La situation en Bretagne :
l’écotaxe poids-lourds ne peut pas expliquer la grave crise que traverse en ce moment le secteur agro-alimentaire en Bretagne, puisqu’elle n’est pas encore appliquée.
– Concernant la Bretagne, son caractère péninsulaire et le fait qu’elle ne comptait aucune autoroute à péage ont bien été pris en compte.  Il est inexact d’affirmer que le Gouvernement aurait rogné certains avantages accordés aux Bretons en vertu de la périphéricité de la région.
– Les 150 km de la route nationale 164, l’axe Est-Ouest principal de la Bretagne, ne font pas partie du réseau taxable, ce qui représente une économie de 24 millions d’euros pour les redevables bretons.
Aucune route locale (autres que les routes nationales, hors RN 164) ne sera taxée en Bretagne, contrairement à la situation observée dans les autres régions. Au final, le réseau éco-taxé et payant en Bretagne est le plus faible des régions françaises.

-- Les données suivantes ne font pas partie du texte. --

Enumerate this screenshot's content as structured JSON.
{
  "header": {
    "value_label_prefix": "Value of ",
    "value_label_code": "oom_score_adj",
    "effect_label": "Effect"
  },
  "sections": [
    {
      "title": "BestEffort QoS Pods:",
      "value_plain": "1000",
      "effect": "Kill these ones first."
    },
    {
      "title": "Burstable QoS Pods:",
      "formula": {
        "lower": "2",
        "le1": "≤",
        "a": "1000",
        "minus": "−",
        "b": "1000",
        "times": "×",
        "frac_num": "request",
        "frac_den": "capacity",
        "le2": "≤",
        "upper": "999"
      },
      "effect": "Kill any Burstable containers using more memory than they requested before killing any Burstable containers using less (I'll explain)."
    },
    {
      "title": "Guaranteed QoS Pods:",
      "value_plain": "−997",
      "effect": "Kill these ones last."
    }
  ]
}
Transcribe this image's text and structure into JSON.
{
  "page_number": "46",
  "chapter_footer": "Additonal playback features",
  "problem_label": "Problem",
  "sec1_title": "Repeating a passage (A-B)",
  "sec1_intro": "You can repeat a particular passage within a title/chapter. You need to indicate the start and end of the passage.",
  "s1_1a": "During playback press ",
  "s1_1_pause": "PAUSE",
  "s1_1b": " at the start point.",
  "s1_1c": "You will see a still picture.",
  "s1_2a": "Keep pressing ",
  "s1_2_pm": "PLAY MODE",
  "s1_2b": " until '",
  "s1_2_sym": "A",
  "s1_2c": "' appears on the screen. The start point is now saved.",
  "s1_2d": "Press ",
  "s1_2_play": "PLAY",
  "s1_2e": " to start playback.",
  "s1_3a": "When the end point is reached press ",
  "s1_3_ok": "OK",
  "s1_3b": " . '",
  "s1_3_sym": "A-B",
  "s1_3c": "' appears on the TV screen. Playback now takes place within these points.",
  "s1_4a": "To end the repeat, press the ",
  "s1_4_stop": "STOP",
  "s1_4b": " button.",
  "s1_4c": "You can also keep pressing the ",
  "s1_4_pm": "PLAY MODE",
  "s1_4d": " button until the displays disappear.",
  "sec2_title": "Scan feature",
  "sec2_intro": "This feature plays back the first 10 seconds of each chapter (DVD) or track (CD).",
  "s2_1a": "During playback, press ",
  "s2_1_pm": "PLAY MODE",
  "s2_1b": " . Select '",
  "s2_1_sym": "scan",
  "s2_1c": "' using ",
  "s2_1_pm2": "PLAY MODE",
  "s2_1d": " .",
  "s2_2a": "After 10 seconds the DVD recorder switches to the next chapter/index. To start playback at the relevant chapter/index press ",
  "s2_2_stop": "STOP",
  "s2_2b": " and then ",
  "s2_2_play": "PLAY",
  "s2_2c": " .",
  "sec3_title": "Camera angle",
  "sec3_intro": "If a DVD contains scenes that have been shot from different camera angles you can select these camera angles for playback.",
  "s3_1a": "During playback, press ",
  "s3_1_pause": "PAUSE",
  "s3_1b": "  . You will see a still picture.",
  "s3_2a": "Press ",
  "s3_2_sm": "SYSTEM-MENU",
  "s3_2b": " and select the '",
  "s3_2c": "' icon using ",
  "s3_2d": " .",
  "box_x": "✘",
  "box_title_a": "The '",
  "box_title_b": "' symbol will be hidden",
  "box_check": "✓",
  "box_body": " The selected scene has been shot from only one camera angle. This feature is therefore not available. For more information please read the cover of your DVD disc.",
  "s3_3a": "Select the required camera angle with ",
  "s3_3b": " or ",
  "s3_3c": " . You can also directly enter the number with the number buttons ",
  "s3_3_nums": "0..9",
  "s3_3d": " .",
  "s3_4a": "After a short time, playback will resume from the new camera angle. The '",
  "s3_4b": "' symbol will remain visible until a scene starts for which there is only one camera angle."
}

– Pour tous les transports effectués en Bretagne sera appliqué un abattement de 50 % sur le taux kilométrique de la taxe, ce qui représente une réduction de 40 millions d’euros (un abattement de 30 % concernera Midi-Pyrénées et Aquitaine, également en raison de leur périphéricité).
Les véhicules affectés à la collecte du lait seront exonérés, ce qui a été rendu possible en vertu de textes européens.
– L’écotaxe acquittée par la Bretagne sera donc de 42 millions d’euros, soit moins de 4 % du montant prélevé à l’échelle nationale.
– Grâce à un système de péréquation, la Bretagne sera largement bénéficiaire de l’effet redistributif : pour 42 millions d’euros de contribution chaque année, elle recevra 135 millions d’euros chaque année et pendant les cinq prochaines années pour l’amélioration de ses infrastructures de transport (mise à 2 × 2 voies de plusieurs tronçons de la RN 164, modernisation des lignes ferroviaires classiques Rennes – Brest et Rennes – Quimper et ligne de TGV desservant Rennes).